Do you always need sunshine and heat to grow produce?
I have always been taught that to grow produce you need lots of sunshine and warm temperatures. Not always so, according to an article in the Capital Press. Capital Press is an independent newspaper published every Friday covering agriculture in the West and across the country. Experts say that many fruit and nut trees in California have already achieved the chilling hours — or hours below 45 degrees. And that they’ll need to blossom and set a good crop. Certain nuts that need to chill out are pistachios and walnuts.
According to the experts, trees need a certain number of hours under 45 degrees before they’ll begin to store heat and start to blossom. For example, some types of walnut trees need about 700 hours under 45 degrees. And in Tehama County, CA, the trees have already seen about 690. As the article states, “growers use a scoring formula on the UC Division of Agriculture and Natural Resources website that factors in how many hours an area spent under 45 degrees as well as how warm it got during the day or how cold it got at night”. To get a good crop, the article explains that you need 400 chilling hours in December and 400 in January to get the 800 needed.

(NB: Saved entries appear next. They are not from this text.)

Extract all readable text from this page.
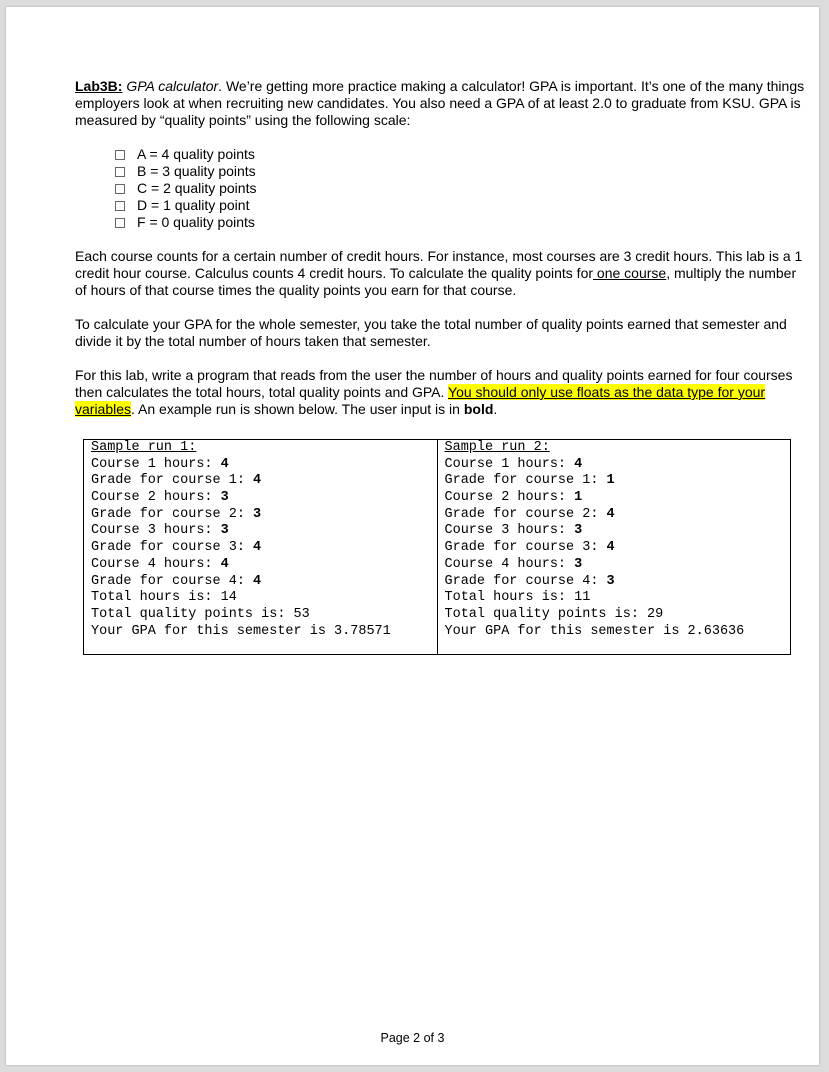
Lab3B: GPA calculator. We’re getting more practice making a calculator! GPA is important. It’s one of the many things employers look at when recruiting new candidates. You also need a GPA of at least 2.0 to graduate from KSU. GPA is measured by “quality points” using the following scale:

A = 4 quality points
B = 3 quality points
C = 2 quality points
D = 1 quality point
F = 0 quality points

Each course counts for a certain number of credit hours. For instance, most courses are 3 credit hours. This lab is a 1 credit hour course. Calculus counts 4 credit hours. To calculate the quality points for one course, multiply the number of hours of that course times the quality points you earn for that course.

To calculate your GPA for the whole semester, you take the total number of quality points earned that semester and divide it by the total number of hours taken that semester.

For this lab, write a program that reads from the user the number of hours and quality points earned for four courses then calculates the total hours, total quality points and GPA. You should only use floats as the data type for your variables. An example run is shown below. The user input is in bold.

Sample run 1:
Course 1 hours: 4
Grade for course 1: 4
Course 2 hours: 3
Grade for course 2: 3
Course 3 hours: 3
Grade for course 3: 4
Course 4 hours: 4
Grade for course 4: 4
Total hours is: 14
Total quality points is: 53
Your GPA for this semester is 3.78571

Sample run 2:
Course 1 hours: 4
Grade for course 1: 1
Course 2 hours: 1
Grade for course 2: 4
Course 3 hours: 3
Grade for course 3: 4
Course 4 hours: 3
Grade for course 4: 3
Total hours is: 11
Total quality points is: 29
Your GPA for this semester is 2.63636
Page 2 of 3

Deciduous Trees and their sustainability in Winter
Deciduous trees are shedding trees and shrubs that lose their leaves seasonally. These trees go dormant in the cold winter to protect itself from the cold. The plant needs to stay dormant while the weather is freezing. And also then know how soon after it gets above freezing it can safely start growing. Interestingly, the plant has a process, refined over millions of years of evolution that tells it when to start growing in the spring and that process accounts for the amount of above freezing temperature (chilling hours) it needs.
However not every blossom does well in the cold. Mid-February is blossom time for almond nut trees in California, but the cold and rainy weather that could come this month could interfere with bee activity. Bees need temperatures above 55 degrees, low winds and no rain to get busy. And apparently the wet weather causes infections to the flowers which give illness to the bees.
You can trace the almond tree’s origins back to the Mediterranean. This tree loves warm sunny weather. Sun is definitely a crucial element for the tree to grow and produce fruit. The almond tree is of a medium size. It is deciduous and can grow up to 20 to 25 feet tall. It bears dark green leaves and the colors of the blossom vary from white to pale pink. When the flowers have blossomed the fruits start to appear which become the almonds.